We were the quintessential underdogs. Or so we fooled ourselves.
We lived the city life but lay our heads down in our suburban beds.
We worked jobs but as contractors not staffers.
We didn’t race up the corporate ladder as we rationalised that as selling out.
The land we stood on was ours not a pocket of air carved into a high-rise apartment.
But a decade into our romance with the suburbs, the national highway inched closer.
With it came the honking cacophony of traffic jams, the vibrating sounds of diesel generators and the constant chugging of overworked machines.
The noise left me wide eyed at night staring at the ceiling.

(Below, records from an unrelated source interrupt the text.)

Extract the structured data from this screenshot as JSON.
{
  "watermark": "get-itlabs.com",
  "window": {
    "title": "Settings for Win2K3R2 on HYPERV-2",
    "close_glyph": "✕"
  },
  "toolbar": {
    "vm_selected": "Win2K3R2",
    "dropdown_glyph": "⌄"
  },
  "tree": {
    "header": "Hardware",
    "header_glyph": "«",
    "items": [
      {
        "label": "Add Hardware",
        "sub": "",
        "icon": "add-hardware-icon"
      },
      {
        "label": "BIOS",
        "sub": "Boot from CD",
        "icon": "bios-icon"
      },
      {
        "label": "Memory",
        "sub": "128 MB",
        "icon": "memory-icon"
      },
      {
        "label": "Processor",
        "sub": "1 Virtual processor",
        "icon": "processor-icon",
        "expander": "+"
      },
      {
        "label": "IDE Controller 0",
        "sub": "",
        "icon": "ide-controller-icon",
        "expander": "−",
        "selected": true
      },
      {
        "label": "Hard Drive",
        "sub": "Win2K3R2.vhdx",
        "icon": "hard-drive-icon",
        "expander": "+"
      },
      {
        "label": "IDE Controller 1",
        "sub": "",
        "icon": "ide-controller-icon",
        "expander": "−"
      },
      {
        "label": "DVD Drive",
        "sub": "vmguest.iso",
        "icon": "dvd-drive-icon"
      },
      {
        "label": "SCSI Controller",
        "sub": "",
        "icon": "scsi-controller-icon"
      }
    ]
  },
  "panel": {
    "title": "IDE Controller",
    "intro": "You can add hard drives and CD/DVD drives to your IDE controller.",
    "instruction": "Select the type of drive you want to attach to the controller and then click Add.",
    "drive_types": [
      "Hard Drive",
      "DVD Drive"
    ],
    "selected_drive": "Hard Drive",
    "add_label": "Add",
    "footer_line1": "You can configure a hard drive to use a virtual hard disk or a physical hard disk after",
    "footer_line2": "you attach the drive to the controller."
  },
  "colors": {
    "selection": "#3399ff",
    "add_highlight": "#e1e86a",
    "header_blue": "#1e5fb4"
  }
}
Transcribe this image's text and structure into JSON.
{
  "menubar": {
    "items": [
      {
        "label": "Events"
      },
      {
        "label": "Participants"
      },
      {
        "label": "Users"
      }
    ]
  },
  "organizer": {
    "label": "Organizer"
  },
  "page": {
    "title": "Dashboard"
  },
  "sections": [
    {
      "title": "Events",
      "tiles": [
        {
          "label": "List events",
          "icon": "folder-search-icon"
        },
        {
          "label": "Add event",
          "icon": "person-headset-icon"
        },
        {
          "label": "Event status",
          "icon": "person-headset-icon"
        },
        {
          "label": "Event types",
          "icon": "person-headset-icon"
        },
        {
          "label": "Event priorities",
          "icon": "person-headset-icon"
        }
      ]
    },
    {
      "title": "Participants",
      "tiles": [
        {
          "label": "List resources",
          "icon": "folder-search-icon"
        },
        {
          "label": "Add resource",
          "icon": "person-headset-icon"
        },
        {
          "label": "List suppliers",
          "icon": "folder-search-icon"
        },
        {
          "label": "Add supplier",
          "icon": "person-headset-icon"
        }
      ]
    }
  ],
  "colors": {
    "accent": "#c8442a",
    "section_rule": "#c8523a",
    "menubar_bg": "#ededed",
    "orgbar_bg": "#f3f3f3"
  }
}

And then the fighting voices in my head would take over.
The city had spread its tentacles into our haven.
The once farmlands where our row house stood, as if in an English county boasting of a colonial hangover, had been connected to the toll road.
The metro had shot up the land prices but we were moaning the bursting of our bubble.
The night never slid in total blackness anymore, the grey filter had taken over.
The dispersed multi-coloured lights of the mall dimmed even the stars.
Conversations with the dead became tougher to navigate without these markers to space.
On moonless nights sometimes Venus would manage to travel through the layers of smog to make itself seen and I would see it as a sign.
The dystopian tomorrow had reared its ugly head into my today.
And reality began to feel like a construct of my brain fog.